On Halloween, a U.S. Border Patrol employee — either an agent or an Office of Field Operations worker — chose to greet tiny trick-or-treaters, ghosts and goblins with a chilling red,-white and blue sign.
It’s sad to see this in my town.
Presidio resident Alex Licon
The candy at his door was for “only American families,” the sign read.
He hasn’t commented, but the local Border Patrol public affairs officer did.
Spokesman Bill Brooks said the employee’s sign, posted on government property in newly built federal employee housing, “does not reflect the opinion of this agency. We respect all people regardless of their culture, nationality or origin.”
A woman who identified herself as a guest at an adjacent home told El Diario de El Paso that the employee was even asking children, “Are you a U.S. citizen?”
She posted a Facebook photo late on Halloween showing small children, one in a clown costume and skull mask, walking past the sign carrying plastic pumpkins for candy. Other agents were upset, she said.

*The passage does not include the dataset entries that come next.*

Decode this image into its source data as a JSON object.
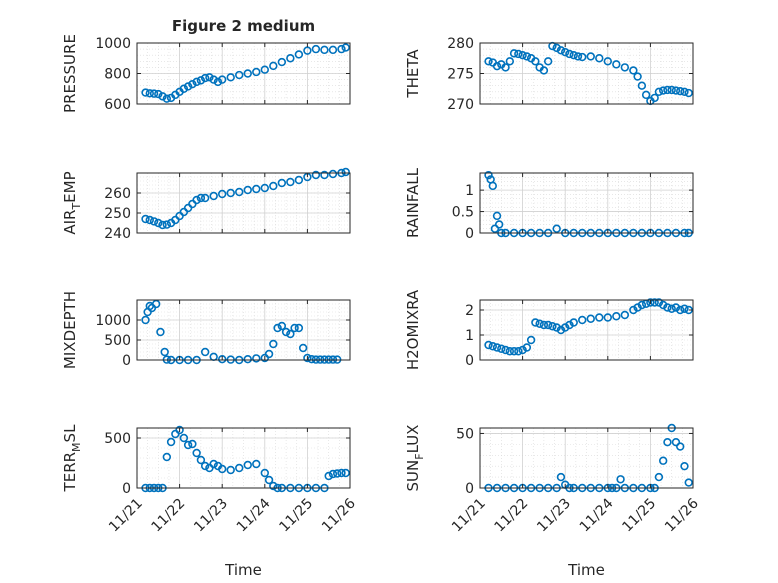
{
  "figure_title": "Figure 2 medium",
  "x_axis_label": "Time",
  "x_tick_labels": [
    "11/21",
    "11/22",
    "11/23",
    "11/24",
    "11/25",
    "11/26"
  ],
  "marker_color": "#0072BD",
  "chart_data": [
    {
      "type": "scatter",
      "ylabel": "PRESSURE",
      "title": "Figure 2 medium",
      "ylim": [
        600,
        1000
      ],
      "yticks": [
        600,
        800,
        1000
      ],
      "xlim": [
        0,
        5
      ],
      "grid": true,
      "x": [
        0.2,
        0.3,
        0.4,
        0.5,
        0.6,
        0.7,
        0.8,
        0.9,
        1.0,
        1.1,
        1.2,
        1.3,
        1.4,
        1.5,
        1.6,
        1.7,
        1.8,
        1.9,
        2.0,
        2.2,
        2.4,
        2.6,
        2.8,
        3.0,
        3.2,
        3.4,
        3.6,
        3.8,
        4.0,
        4.2,
        4.4,
        4.6,
        4.8,
        4.9
      ],
      "y": [
        675,
        670,
        668,
        665,
        650,
        635,
        640,
        660,
        680,
        700,
        715,
        730,
        745,
        755,
        770,
        775,
        760,
        745,
        760,
        775,
        790,
        800,
        810,
        825,
        850,
        875,
        900,
        925,
        950,
        960,
        955,
        955,
        960,
        970
      ]
    },
    {
      "type": "scatter",
      "ylabel": "THETA",
      "ylim": [
        270,
        280
      ],
      "yticks": [
        270,
        275,
        280
      ],
      "xlim": [
        0,
        5
      ],
      "grid": true,
      "x": [
        0.2,
        0.3,
        0.4,
        0.5,
        0.6,
        0.7,
        0.8,
        0.9,
        1.0,
        1.1,
        1.2,
        1.3,
        1.4,
        1.5,
        1.6,
        1.7,
        1.8,
        1.9,
        2.0,
        2.1,
        2.2,
        2.3,
        2.4,
        2.6,
        2.8,
        3.0,
        3.2,
        3.4,
        3.6,
        3.7,
        3.8,
        3.9,
        4.0,
        4.1,
        4.2,
        4.3,
        4.4,
        4.5,
        4.6,
        4.7,
        4.8,
        4.9
      ],
      "y": [
        277,
        276.8,
        276.2,
        276.5,
        276,
        277,
        278.3,
        278.2,
        278,
        277.8,
        277.5,
        277,
        276,
        275.5,
        277,
        279.5,
        279.2,
        278.8,
        278.5,
        278.2,
        278,
        277.8,
        277.7,
        277.8,
        277.5,
        277,
        276.5,
        276,
        275.5,
        274.5,
        273,
        271.5,
        270.5,
        271,
        272,
        272.2,
        272.3,
        272.3,
        272.2,
        272.1,
        272,
        271.8
      ]
    },
    {
      "type": "scatter",
      "ylabel": "AIR_TEMP",
      "ylim": [
        240,
        270
      ],
      "yticks": [
        240,
        250,
        260
      ],
      "xlim": [
        0,
        5
      ],
      "grid": true,
      "x": [
        0.2,
        0.3,
        0.4,
        0.5,
        0.6,
        0.7,
        0.8,
        0.9,
        1.0,
        1.1,
        1.2,
        1.3,
        1.4,
        1.5,
        1.6,
        1.8,
        2.0,
        2.2,
        2.4,
        2.6,
        2.8,
        3.0,
        3.2,
        3.4,
        3.6,
        3.8,
        4.0,
        4.2,
        4.4,
        4.6,
        4.8,
        4.9
      ],
      "y": [
        247,
        246.5,
        245.8,
        245,
        244,
        244.2,
        245,
        246.5,
        248.5,
        250.5,
        252.5,
        254.5,
        256.5,
        257.5,
        257.5,
        258.5,
        259.5,
        260,
        260.5,
        261.5,
        262,
        262.5,
        263.5,
        265,
        265.5,
        266.5,
        268,
        269,
        269,
        269.5,
        270,
        270.5
      ]
    },
    {
      "type": "scatter",
      "ylabel": "RAINFALL",
      "ylim": [
        0,
        1.4
      ],
      "yticks": [
        0,
        0.5,
        1
      ],
      "xlim": [
        0,
        5
      ],
      "grid": true,
      "x": [
        0.2,
        0.25,
        0.3,
        0.35,
        0.4,
        0.45,
        0.5,
        0.6,
        0.8,
        1.0,
        1.2,
        1.4,
        1.6,
        1.8,
        2.0,
        2.2,
        2.4,
        2.6,
        2.8,
        3.0,
        3.2,
        3.4,
        3.6,
        3.8,
        4.0,
        4.2,
        4.4,
        4.6,
        4.8,
        4.9
      ],
      "y": [
        1.35,
        1.25,
        1.1,
        0.1,
        0.4,
        0.2,
        0,
        0,
        0,
        0,
        0,
        0,
        0,
        0.1,
        0,
        0,
        0,
        0,
        0,
        0,
        0,
        0,
        0,
        0,
        0,
        0,
        0,
        0,
        0,
        0
      ]
    },
    {
      "type": "scatter",
      "ylabel": "MIXDEPTH",
      "ylim": [
        0,
        1500
      ],
      "yticks": [
        0,
        500,
        1000
      ],
      "xlim": [
        0,
        5
      ],
      "grid": true,
      "x": [
        0.2,
        0.25,
        0.3,
        0.35,
        0.45,
        0.55,
        0.65,
        0.7,
        0.8,
        1.0,
        1.2,
        1.4,
        1.6,
        1.8,
        2.0,
        2.2,
        2.4,
        2.6,
        2.8,
        3.0,
        3.1,
        3.2,
        3.3,
        3.4,
        3.5,
        3.6,
        3.7,
        3.8,
        3.9,
        4.0,
        4.1,
        4.2,
        4.3,
        4.4,
        4.5,
        4.6,
        4.7
      ],
      "y": [
        1000,
        1200,
        1350,
        1300,
        1400,
        700,
        200,
        10,
        0,
        0,
        0,
        0,
        200,
        80,
        20,
        10,
        0,
        20,
        40,
        50,
        150,
        400,
        800,
        850,
        700,
        650,
        800,
        800,
        300,
        50,
        20,
        10,
        10,
        10,
        10,
        10,
        10
      ]
    },
    {
      "type": "scatter",
      "ylabel": "H2OMIXRA",
      "ylim": [
        0,
        2.4
      ],
      "yticks": [
        0,
        1,
        2
      ],
      "xlim": [
        0,
        5
      ],
      "grid": true,
      "x": [
        0.2,
        0.3,
        0.4,
        0.5,
        0.6,
        0.7,
        0.8,
        0.9,
        1.0,
        1.1,
        1.2,
        1.3,
        1.4,
        1.5,
        1.6,
        1.7,
        1.8,
        1.9,
        2.0,
        2.1,
        2.2,
        2.4,
        2.6,
        2.8,
        3.0,
        3.2,
        3.4,
        3.6,
        3.7,
        3.8,
        3.9,
        4.0,
        4.1,
        4.2,
        4.3,
        4.4,
        4.5,
        4.6,
        4.7,
        4.8,
        4.9
      ],
      "y": [
        0.6,
        0.55,
        0.5,
        0.45,
        0.4,
        0.35,
        0.35,
        0.35,
        0.4,
        0.5,
        0.8,
        1.5,
        1.45,
        1.4,
        1.4,
        1.35,
        1.3,
        1.2,
        1.3,
        1.4,
        1.5,
        1.6,
        1.65,
        1.7,
        1.7,
        1.75,
        1.8,
        2.0,
        2.1,
        2.2,
        2.25,
        2.3,
        2.3,
        2.3,
        2.2,
        2.1,
        2.05,
        2.1,
        2.0,
        2.05,
        2.0
      ]
    },
    {
      "type": "scatter",
      "ylabel": "TERR_MSL",
      "ylim": [
        0,
        600
      ],
      "yticks": [
        0,
        500
      ],
      "xlim": [
        0,
        5
      ],
      "grid": true,
      "x": [
        0.2,
        0.3,
        0.4,
        0.5,
        0.6,
        0.7,
        0.8,
        0.9,
        1.0,
        1.1,
        1.2,
        1.3,
        1.4,
        1.5,
        1.6,
        1.7,
        1.8,
        1.9,
        2.0,
        2.2,
        2.4,
        2.6,
        2.8,
        3.0,
        3.1,
        3.2,
        3.3,
        3.4,
        3.6,
        3.8,
        4.0,
        4.2,
        4.4,
        4.5,
        4.6,
        4.7,
        4.8,
        4.9
      ],
      "y": [
        0,
        0,
        0,
        0,
        0,
        310,
        460,
        540,
        580,
        500,
        430,
        440,
        350,
        280,
        220,
        200,
        240,
        220,
        190,
        180,
        200,
        230,
        240,
        150,
        80,
        20,
        0,
        0,
        0,
        0,
        0,
        0,
        0,
        120,
        140,
        145,
        150,
        150
      ]
    },
    {
      "type": "scatter",
      "ylabel": "SUN_FLUX",
      "ylim": [
        0,
        55
      ],
      "yticks": [
        0,
        50
      ],
      "xlim": [
        0,
        5
      ],
      "grid": true,
      "x": [
        0.2,
        0.4,
        0.6,
        0.8,
        1.0,
        1.2,
        1.4,
        1.6,
        1.8,
        1.9,
        2.0,
        2.1,
        2.2,
        2.4,
        2.6,
        2.8,
        3.0,
        3.1,
        3.2,
        3.3,
        3.4,
        3.6,
        3.8,
        4.0,
        4.1,
        4.2,
        4.3,
        4.4,
        4.5,
        4.6,
        4.7,
        4.8,
        4.9
      ],
      "y": [
        0,
        0,
        0,
        0,
        0,
        0,
        0,
        0,
        0,
        10,
        3,
        0,
        0,
        0,
        0,
        0,
        0,
        0,
        0,
        8,
        0,
        0,
        0,
        0,
        0,
        10,
        25,
        42,
        55,
        42,
        38,
        20,
        5
      ]
    }
  ]
}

Alex Licon of Presidio forwarded a different photo of the sign to a Midland-Odessa TV station.
“Presidio is a small border town and 99 percent of the population is Hispanic, so this is something I have never seen,” he wrote in an online message.
96 percentage of school-age children in Presidio who are Hispanic.
(Actually, Presidio is 94 percent Hispanic. The school-age population is 96 percent Hispanic.)
“It’s sad to see this in my town,” he wrote.
After El Paso and Midland-Odessa reporters picked up on the story, Presidio Mayor John Ferguson reacted by midday Sunday.
Halloween, he wrote on Facebook, is “always a fun day … we share it with any kids from Mexico.”
“ … I always cherish being able to experience the many festive occasions in our sister city of Ojinaga. … No one has ever told me I couldn't be a part of the celebration on these days in Mexico because I am a U.S. citizen,” he wrote
Ojinaga, Chihuahua, is the larger of the twin border cities, but the combined total population is only about 30,000.
Ferguson wrote that everyone in Presidio should “treat visitors with open hearts and open arms, as we would hope they would do the same for us.”
I guess he’s not planning to run for higher office.